Eric Wright was born in London, England in 1929 to a poor working-class family, an experience he later detailed in his memoir, Always Give a Penny to a Blind Man. When he was 22, he immigrated to Canada and eventually became an English professor, chair of the English department, then Dean of Arts at Ryerson Institute of Technology in Toronto.
Wright penned dozens of stories, many of them crime fiction, and served as editor of Criminal Shorts: Mysteries by Canadian Crime Writers, published in 1992. He also created not one or two, but four different detective series including police officer Mel Pickett; Lucy Trimble Brenner, who inherits a Toronto private detective agency; and part-time community college English teacher named Joe Barley, who also works part-time as a private eye.
His most popular literary creation, however, is Charlie Salter, a Toronto cop suffering from middle-aged depression when he's first introduced in The Night the Gods Smiled, the author's debut novel in 1983. The book won the Arthur Ellis Award for Best Crime Novel, the Crime Writer's Association's John Creasey Award, and the City of Toronto Book Award.
At the start of the story, Salter's doldrums are compounded by police politics that have left him working what's essentially a desk job. When he's offered the first interesting case to come along in awhile, he jumps at the chance. David Summers, an English professor at a local college, has been murdered in a Montreal hotel room during a conference. Initially, the only clues are a lipstick-marked glass and a whisky bottle used to crush Summer's skull, but Salter soon realizes he has a long list of potential suspects, including a prostitute, mistresses, the victim's bitter wife, his squash partner, his stock-broker and assorted colleagues and students.
Salter is an engaging character, self-righteous, outspoken, and happily married, albeit with an undercurrent of cultural/class friction between his police officer status and his wife's wealthy family.

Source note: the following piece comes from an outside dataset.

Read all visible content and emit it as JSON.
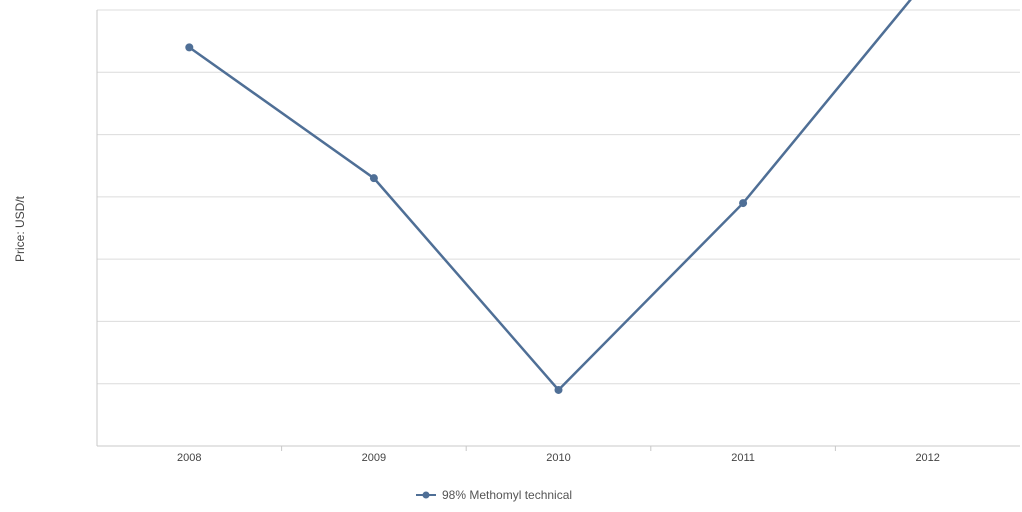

His mid-life crisis sees him taking up squash after meeting the victim's playing partner, and developing a crush on Summer's favorite student, a free-spirited young woman named Molly.
Wright is known for his "lucid and agreeably laconic style," as one reviewer put it, while Kirkus adds that "the balance between sleuthing and gentle character-comedy is maintained beautifully throughout—with superior dialogue, intriguing Canadian specifics, and not a single cliché in sight." There were eleven Salter books in all, first published in hardcover until the series was dropped by Signet. A few reprints are available, including an omnibus of the first three novels in the series, published by Dundurn.
I like the Salter books a lot, having read them all a couple of years ago. Good stuff.